“Except the explosion of the galactic core,” said the expendable helpfully.
“Yes, there is that chance, but there’s not much we can do about that.”
“Yet,” said the expendable.
“Meanwhile,” said Ram, “I think there’s another benefit we might enhance a little. The plan was always for the human race to exist on two planets. What no one planned was for our colony to be separated by more than eleven thousand years in time from the starfaring culture we came from. There is no chance of interbreeding between Earth and this world. It’s a true Galapagos opportunity to see where genetic drift takes the two versions of the human race in complete isolation for more than four hundred generations.”
“Technically, only this world will have 447 generations, using the average of twenty-five years,” said the expendable. “Earth will have had no time elapse at all.”
“So we will drift genetically, and they will not,” said Ram. “We will evolve and they will not.”
“Eleven thousand years is not really very long, in terms of evolution,” said the expendable. “Human populations that were separated for seventy thousand years during the great drought in Africa remained capable of interbreeding.”
“The separation probably wasn’t complete,” said Ram. “If you’re talking about the genetic bottleneck after the explosion of Mount Toba, it only lasted twenty thousand years. And the southern African group was known to be a seafaring one, since they colonized all around the Indian Ocean, including Australia and New Guinea.”
“I used the longer timespan to make my point clear,” said the expendable, “but even your shorter genetic bottleneck was twice as long as the isolation of this colony is going to last.”
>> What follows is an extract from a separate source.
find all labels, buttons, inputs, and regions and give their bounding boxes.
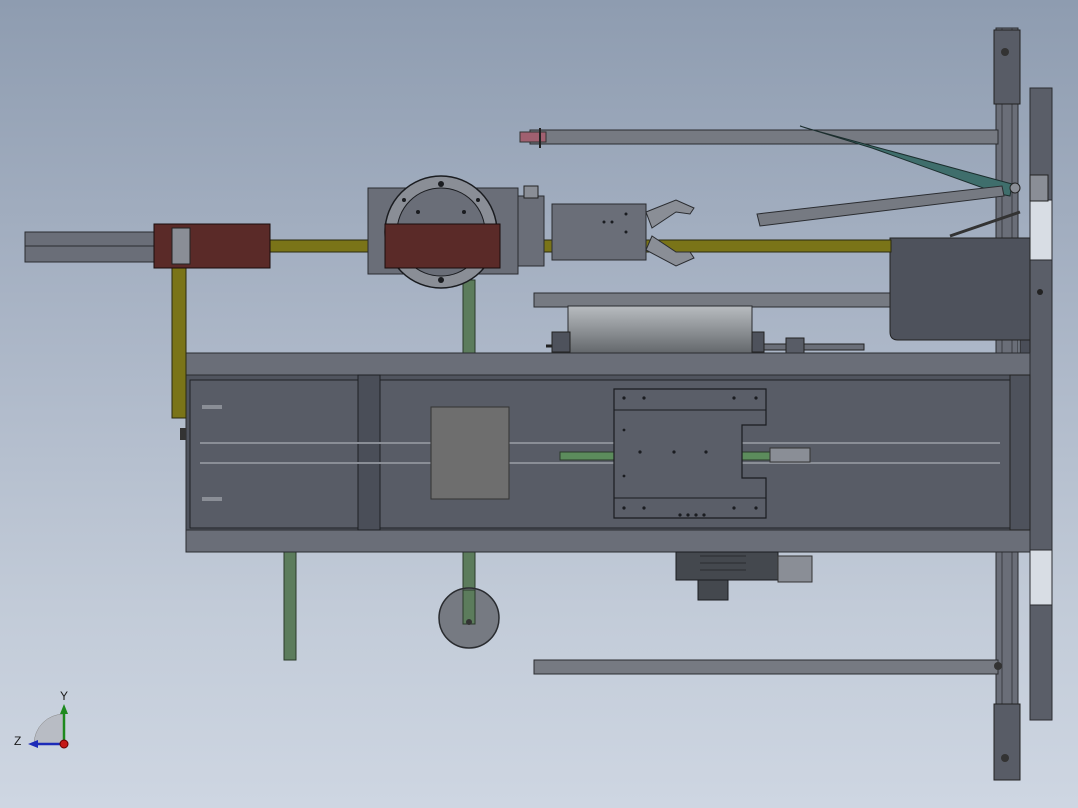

“And at the end of it, modern humans were far different. Longer-legged, lighter in weight. Endurance runners who could chase prey until it collapsed from oxygen depletion. Spear throwers and expert blade makers. Storytellers who could use language to create a map that others could follow through strange lands to find water. Creative thinkers who could learn from others and then innovate and adapt, and then spread the cultural innovations across hundreds of miles in a single generation.”
“You seem to have made a detailed study of this,” said the expendable.
“After your question about the human species, of course I did,” said Ram. “Ten thousand years is plenty of time for real change in the human species, because this time the isolation will be complete.”
“But you have a question for us, dealing with nineteen starships and one world,” said the expendable.
“What if we could establish nineteen colonies, each knowing nothing about the others? They would never encounter their genetic doubles. There would be no rivalry. One would not triumph over all the others. These nineteen colonies, plus Earth, would divide the human race into twenty parts. Potentially, our species could explore twenty different paths of development, genetically, culturally, intellectually. All of human history, all the wars and empires and technology and languages and customs and religions, they all evolved in less time than we’ll have here. There is enough land mass to create nineteen enclaves larger than Europe, larger than the land from Egypt to Persia, larger than the Americas from the Aztecs down to the Incas.”
“No doubt the humans in every enclave will oblige you by becoming Egypt or Athens or Tenochtitlan.”
“I hope not Tenochtitlan,” said Ram. “I’d like to think we’d retain some of the progress we already made back on Earth, and leave human sacrifice behind.”
“But you’d keep the pyramids?”
“Or whatever monuments they build. And if they not only create new things, but also become a new, but still human, species, so much the better, as long as they don’t try to destroy any of the others.”
“Your optimism and ambition prove that you are truly human, especially because you ignore the strong likelihood that all the enclaves will end up like isolated mountain valleys, where primitive people who once roamed the oceans in boats filled with pigs and babies ended up living naked in mud huts and cannibalizing each other.”
Ram shrugged. “I won’t be there to see it.”
“Like a salmon, you spawn and die, letting the younglings hatch and thrive—or not—as chance dictates.”
“Not chance—their own strength and wit. Chance affects the lives of individuals, yes, but the human species makes its own chances.”
“We are in awe of your noble vision, while taking due note of the fuzziness of your ‘creative’ thinking, as opposed to the clarity of autistic and animal brains. Yet you have a problem whose solution your wonderfully fuzzy creative mind cannot solve.”
“Fuzzy creative human minds built you and the ships’ computers,” said Ram, “in order to solve such problems for us.”
“You want us to find a way to keep the colonies completely isolated from each other—to such a degree that they don’t know of each other’s existence.”
“You guessed it! And you say you aren’t creative!”
“We did not guess anything. We deduced it from the plethora of data you provided us, both consciously and unconsciously.”
“And yet you couldn’t detect the irony in my enthusiasm.”
“We detected it. As information, however, it was worthless.”